Blinken says he warned Netanyahu that Israel would lose GOP, evangelical support over Gaza war
The former secretary of state also said he questions whether the U.S. could have done more to save lives in Gaza
Kevin Dietsch/Getty Images
Then-Secretary of State Antony Blinken delivers remarks during a NATO public forum as part of the 2024 NATO Summit on July 10, 2024 in Washington, DC.
Former Secretary of State Tony Blinken said at a Harvard Kennedy School event this week that he warned Israeli Prime Minister Benjamin Netanyahu a few months into the war in Gaza that Israel was going to lose support among not just Democrats, but also Republicans and evangelical Christians.
“Israel was mostly seen as the David and other forces were seen as the Goliath. That is now flipped,” Blinken said. “One of the things that I told Netanyahu was, ‘You may not care that you’re losing the Democratic Party, but trust me, you are going to lose young Republicans. You’re going to lose young evangelicals. This is generational.’ And he moved on to something else.”
The conversation took place early in 2024, a few months after the Oct. 7 Hamas attacks that killed 1,200 people in Israel. During his remarks at Harvard, Blinken said he wonders if there is more the U.S. could have done to protect Palestinians in Gaza. But he also called on people not to be “binary” in their thinking about the Middle East.
“Of course, for me, coulda-woulda-shoulda is something that will always be there when it comes to Gaza. It could not help but be given the level of human suffering,” said Blinken.
“But where did we start? We started with Oct. 7. We started with the most horrific massacre of Jews since the Holocaust,” Blinken added. “It’s very easy to say, ‘Oh, yeah, that’s a given.’ Except it wasn’t a given for Israelis and Israeli society. It became one for the rest of the world, but not for Israelis.”
Blinken was being interviewed by New York Times reporter David Sanger, who said that history books written about President Joe Biden will show his administration as “strongest on Ukraine and weakest on Gaza.”
Asked whether the Biden administration could have done things differently in Gaza to save lives, Blinken said, “Could we, should we have done things differently such that the suffering that people endured, the loss of the children you just listed and so many others could have been averted? The short answer is: Maybe yes.”
“We had to make judgments in real time about how to try to get to a better place. We made those judgments. People will make their own judgments about what we did and what we didn’t do,” said Blinken.
Despite the humanitarian crisis that emerged in Gaza, the U.S. pushed Israel to do more for Palestinians and to allow more aid into Gaza, Blinken said.
“That didn’t just happen. It happened because every single day we were on the Israelis to try to get assistance in, to open more crossing points, to flood the zone. They did that profoundly inadequately. They did that in ways that were not the way I would like to have seen it done, but we got some of that done,” said Blinken. “But yes, of course, you couldn’t be and I wouldn’t be human if I didn’t ask myself every day, could we have done things differently.”
Blinken said that the trauma Israelis experienced after Oct. 7 was so severe that Israel’s war in Gaza would have continued, even without American support — and that cutting off American weapons sales to Israel may have actually lengthened the war.
“Cutting off arms, sure, that was an option.

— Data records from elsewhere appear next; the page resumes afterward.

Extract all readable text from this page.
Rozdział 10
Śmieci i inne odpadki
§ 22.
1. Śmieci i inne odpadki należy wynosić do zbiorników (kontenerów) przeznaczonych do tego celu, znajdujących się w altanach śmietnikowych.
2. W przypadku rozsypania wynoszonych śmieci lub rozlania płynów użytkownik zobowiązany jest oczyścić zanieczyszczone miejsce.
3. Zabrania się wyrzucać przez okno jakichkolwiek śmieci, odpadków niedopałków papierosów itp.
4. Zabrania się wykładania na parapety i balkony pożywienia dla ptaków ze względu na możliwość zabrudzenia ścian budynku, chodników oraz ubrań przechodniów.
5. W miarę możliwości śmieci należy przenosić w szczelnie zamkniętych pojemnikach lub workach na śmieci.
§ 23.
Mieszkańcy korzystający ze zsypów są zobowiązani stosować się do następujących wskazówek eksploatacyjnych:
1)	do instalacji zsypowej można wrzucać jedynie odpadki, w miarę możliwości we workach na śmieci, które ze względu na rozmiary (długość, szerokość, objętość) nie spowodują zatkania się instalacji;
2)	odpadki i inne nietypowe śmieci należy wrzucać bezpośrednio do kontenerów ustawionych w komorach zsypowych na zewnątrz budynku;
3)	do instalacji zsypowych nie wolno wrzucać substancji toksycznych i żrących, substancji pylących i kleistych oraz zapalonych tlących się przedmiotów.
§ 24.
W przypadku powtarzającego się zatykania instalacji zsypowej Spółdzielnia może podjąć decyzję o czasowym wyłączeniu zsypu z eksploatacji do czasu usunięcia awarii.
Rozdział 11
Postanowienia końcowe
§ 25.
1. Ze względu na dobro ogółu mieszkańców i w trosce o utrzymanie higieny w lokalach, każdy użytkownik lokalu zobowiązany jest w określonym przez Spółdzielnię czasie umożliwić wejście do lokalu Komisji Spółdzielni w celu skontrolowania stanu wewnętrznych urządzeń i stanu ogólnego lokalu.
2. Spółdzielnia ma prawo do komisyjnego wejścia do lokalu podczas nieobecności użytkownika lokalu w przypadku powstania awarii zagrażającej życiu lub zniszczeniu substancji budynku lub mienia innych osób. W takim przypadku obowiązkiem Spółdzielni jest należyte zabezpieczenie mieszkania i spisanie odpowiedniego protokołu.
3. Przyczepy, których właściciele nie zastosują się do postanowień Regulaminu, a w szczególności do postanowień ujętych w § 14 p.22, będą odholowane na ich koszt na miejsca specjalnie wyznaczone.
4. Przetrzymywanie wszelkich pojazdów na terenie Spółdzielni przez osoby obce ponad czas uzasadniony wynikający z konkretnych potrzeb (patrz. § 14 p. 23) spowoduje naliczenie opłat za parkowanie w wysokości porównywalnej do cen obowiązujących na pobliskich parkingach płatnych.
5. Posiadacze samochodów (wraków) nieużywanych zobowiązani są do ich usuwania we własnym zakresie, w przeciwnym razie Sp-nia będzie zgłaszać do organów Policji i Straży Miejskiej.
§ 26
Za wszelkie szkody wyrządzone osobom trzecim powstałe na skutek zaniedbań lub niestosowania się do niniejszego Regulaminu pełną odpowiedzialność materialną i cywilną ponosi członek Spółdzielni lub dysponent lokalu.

But I don’t actually believe that at least in the near term, it would have changed things,” said Blinken. “I also believe it would have led to an even wider war as Israel’s enemies, and they were multiple, jumped in, and that only would have extended the war in Gaza, not ended the war in Gaza.”
The main focus of the Biden administration, according to Blinken, was to reach a ceasefire, “with hostages coming out and with aid going in.” He acknowledged the pain of people who were angry about the situation in Gaza, but questioned why so little anger was directed at Hamas.
“I empathize with people who felt this so deeply,” said Blinken. “I do remain with a question in my mind about why barely a word was spoken in all those months about Hamas, which was an actor too, and is responsible for so much of what happened.”